Cette solution répondait au problème classique posé par les économistes du bien-être concernant la prise en compte des externalités. Ceux-ci considéraient qu’en présence d’externalité, le marché était incapable d’aboutir à une situation optimale, et qu’il fallait, par conséquent, que l’État intervienne sous la forme de transferts forfaitaires du pollueur à la victime. Dans son article « The Problem of Socia Cost », Coase (1960) formula l’idée qu’en présence de coûts de transaction faibles, les agents victimes d’externalités peuvent négocier une solution se rapprochant de l’optimum parétien.
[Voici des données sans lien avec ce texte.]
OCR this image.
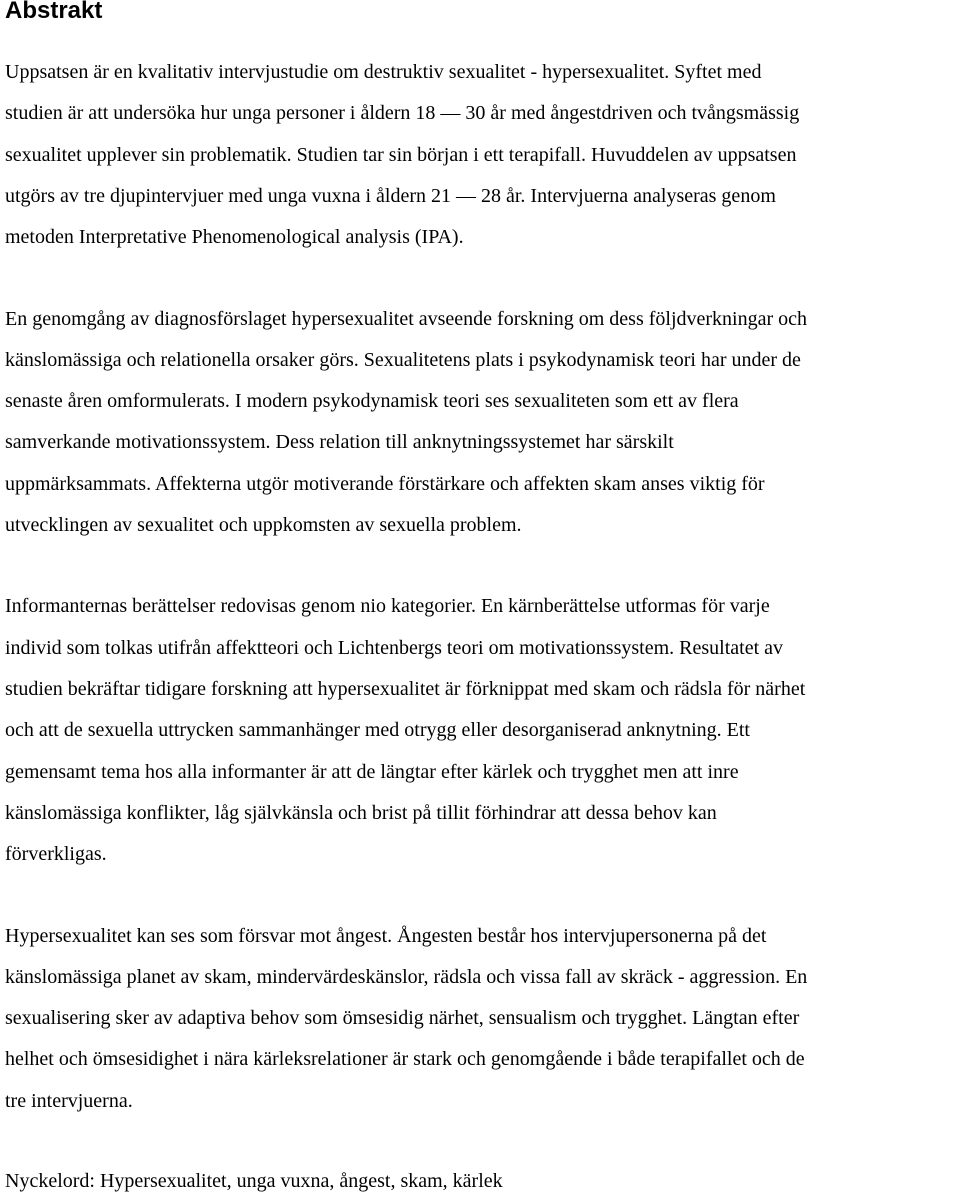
Abstrakt

Uppsatsen är en kvalitativ intervjustudie om destruktiv sexualitet - hypersexualitet. Syftet med

studien är att undersöka hur unga personer i åldern 18 — 30 år med ångestdriven och tvångsmässig

sexualitet upplever sin problematik. Studien tar sin början i ett terapifall. Huvuddelen av uppsatsen

utgörs av tre djupintervjuer med unga vuxna i åldern 21 — 28 år. Intervjuerna analyseras genom

metoden Interpretative Phenomenological analysis (IPA).

En genomgång av diagnosförslaget hypersexualitet avseende forskning om dess följdverkningar och

känslomässiga och relationella orsaker görs. Sexualitetens plats i psykodynamisk teori har under de

senaste åren omformulerats. I modern psykodynamisk teori ses sexualiteten som ett av flera

samverkande motivationssystem. Dess relation till anknytningssystemet har särskilt

uppmärksammats. Affekterna utgör motiverande förstärkare och affekten skam anses viktig för

utvecklingen av sexualitet och uppkomsten av sexuella problem.

Informanternas berättelser redovisas genom nio kategorier. En kärnberättelse utformas för varje

individ som tolkas utifrån affektteori och Lichtenbergs teori om motivationssystem. Resultatet av

studien bekräftar tidigare forskning att hypersexualitet är förknippat med skam och rädsla för närhet

och att de sexuella uttrycken sammanhänger med otrygg eller desorganiserad anknytning. Ett

gemensamt tema hos alla informanter är att de längtar efter kärlek och trygghet men att inre

känslomässiga konflikter, låg självkänsla och brist på tillit förhindrar att dessa behov kan

förverkligas.

Hypersexualitet kan ses som försvar mot ångest. Ångesten består hos intervjupersonerna på det

känslomässiga planet av skam, mindervärdeskänslor, rädsla och vissa fall av skräck - aggression. En

sexualisering sker av adaptiva behov som ömsesidig närhet, sensualism och trygghet. Längtan efter

helhet och ömsesidighet i nära kärleksrelationer är stark och genomgående i både terapifallet och de

tre intervjuerna.

Nyckelord: Hypersexualitet, unga vuxna, ångest, skam, kärlek
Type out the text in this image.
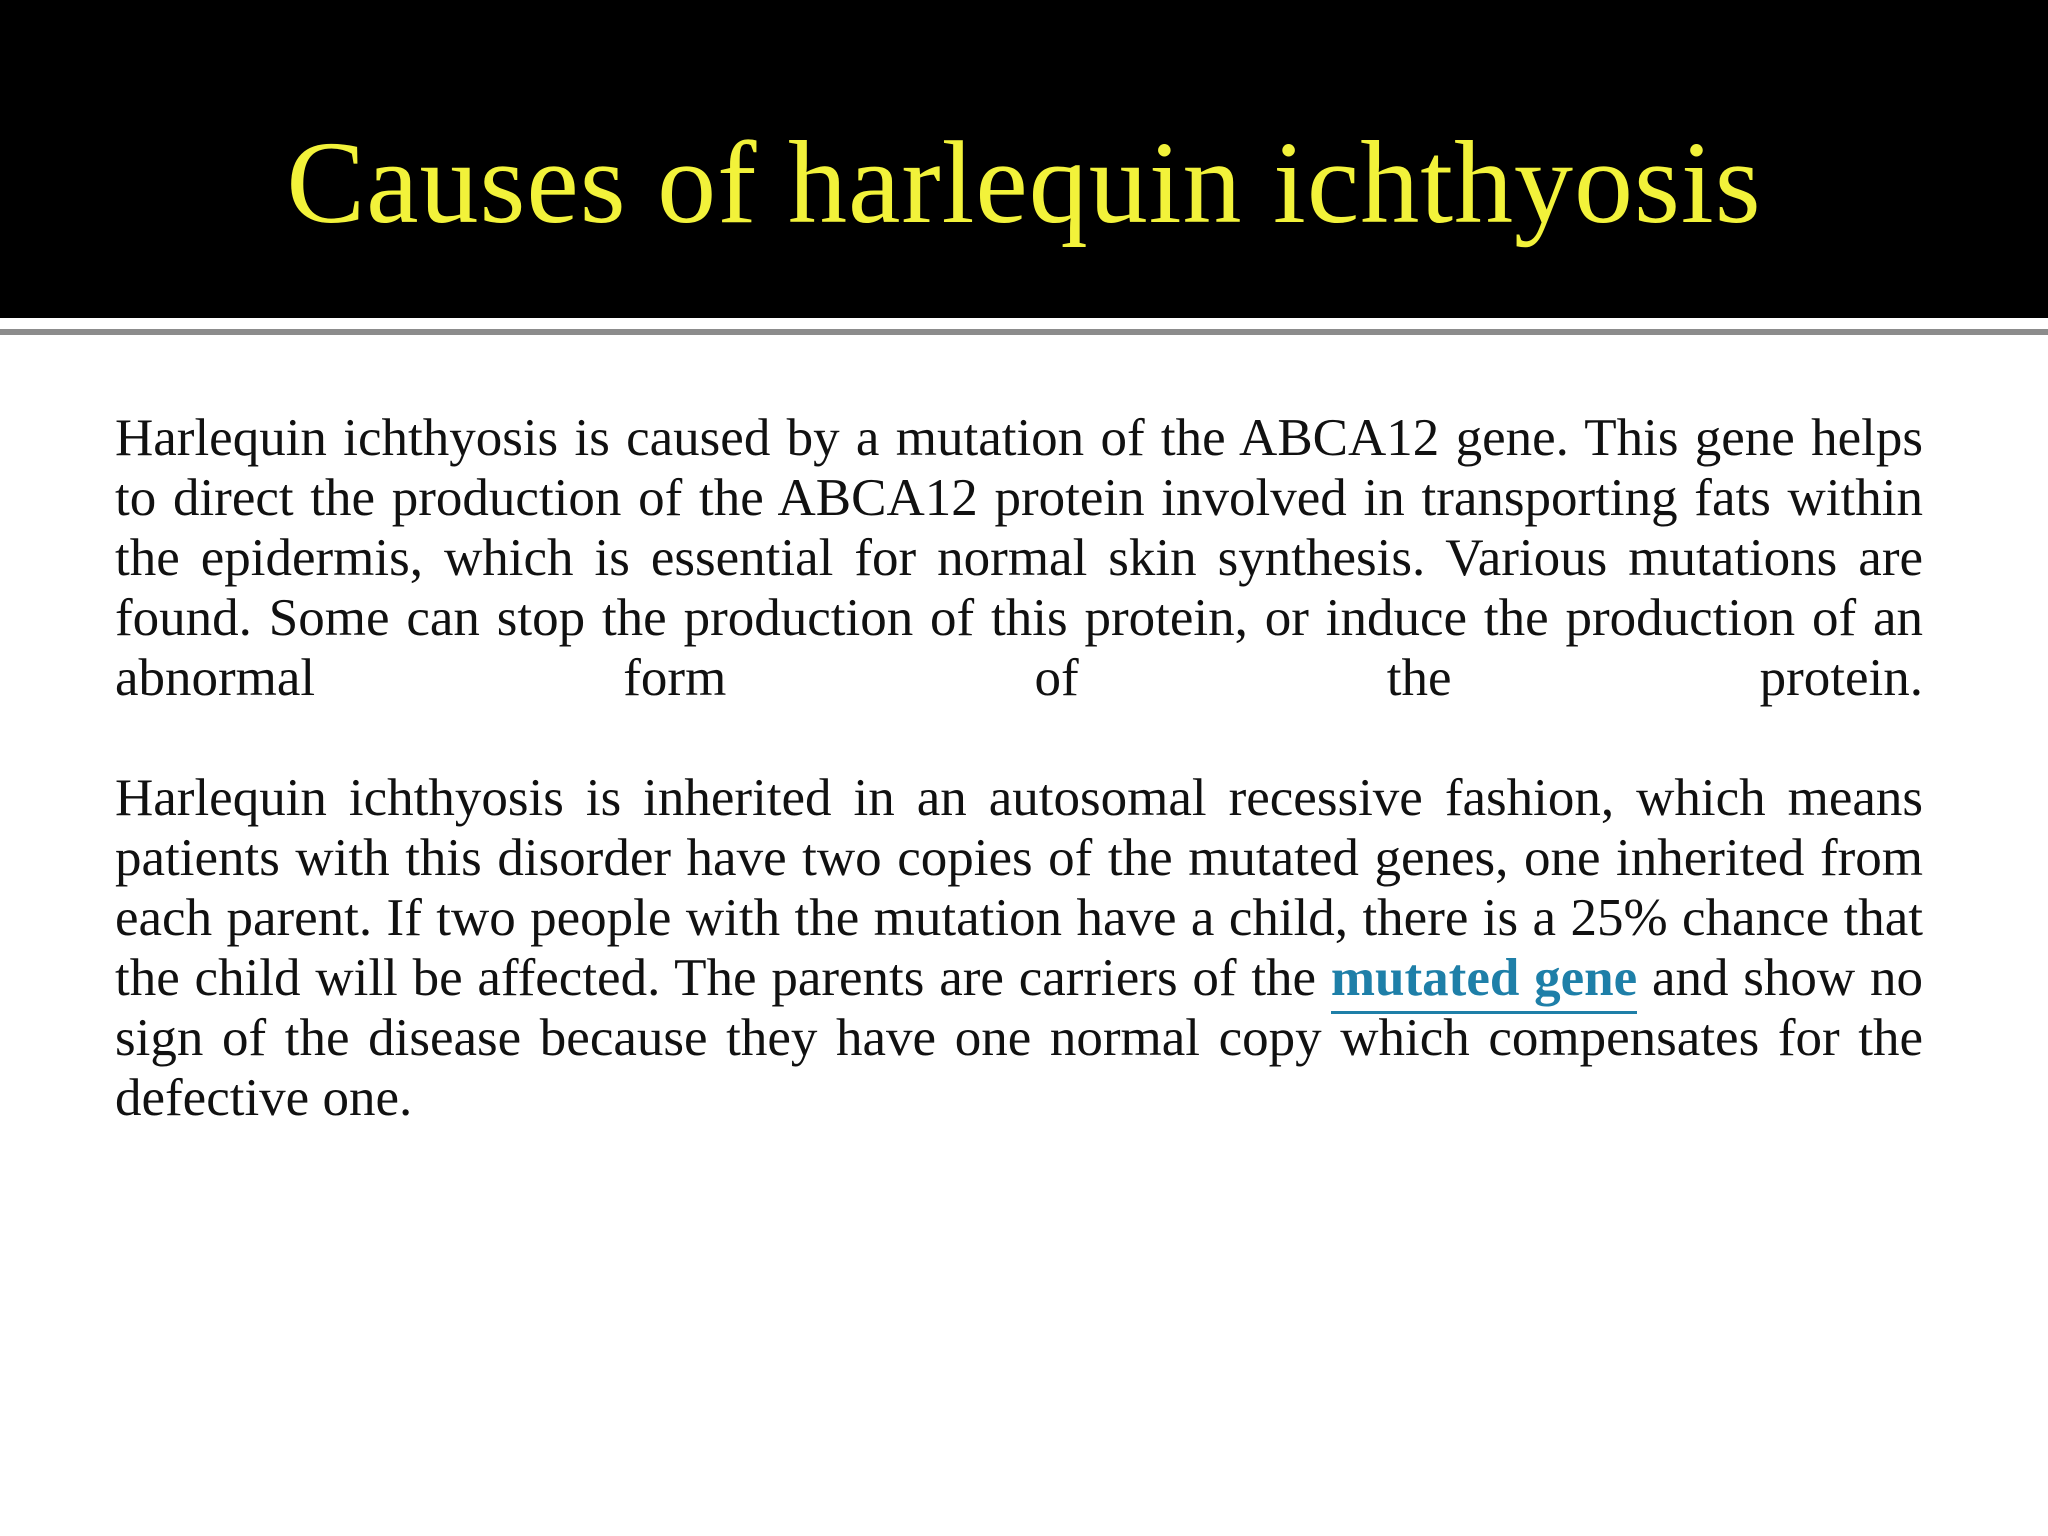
Causes of harlequin ichthyosis

Harlequin ichthyosis is caused by a mutation of the ABCA12 gene. This gene helps to direct the production of the ABCA12 protein involved in transporting fats within the epidermis, which is essential for normal skin synthesis. Various mutations are found. Some can stop the production of this protein, or induce the production of an abnormal form of the protein.

Harlequin ichthyosis is inherited in an autosomal recessive fashion, which means patients with this disorder have two copies of the mutated genes, one inherited from each parent. If two people with the mutation have a child, there is a 25% chance that the child will be affected. The parents are carriers of the mutated gene and show no sign of the disease because they have one normal copy which compensates for the defective one.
Ainsi, bien que Coase (1960) ne se base que sur des exemples, il est possible, à l’image de Dennis C. Mueller (2003), de formuler un théorème : « En l’absence de coûts de transaction et de négociation, les partis affectés par une externalité négative s’accorderont sur une allocation des ressources qui soit à la fois Pareto-optimale et indépendante de la distribution initiale des droits de propriétés » (p. 28). Pour les économistes intéressés par l’analyse du droit, l’apport fondamental de Coase vient de l’idée que quelle que soit la répartition des droits de propriétés, le législateur, ou le juge, doit avant tout avoir pour objectif l’obtention de l’efficience économique. Peu importe en effet que le pollueur ou la victime supporte la charge des réparations liées aux externalités, une négociation rationnelle mènera à une solution optimale. Cette idée se rapprochait de celle de Buchanan, car elle critique le recours systématique à l’intervention de l’État en situation d’externalité.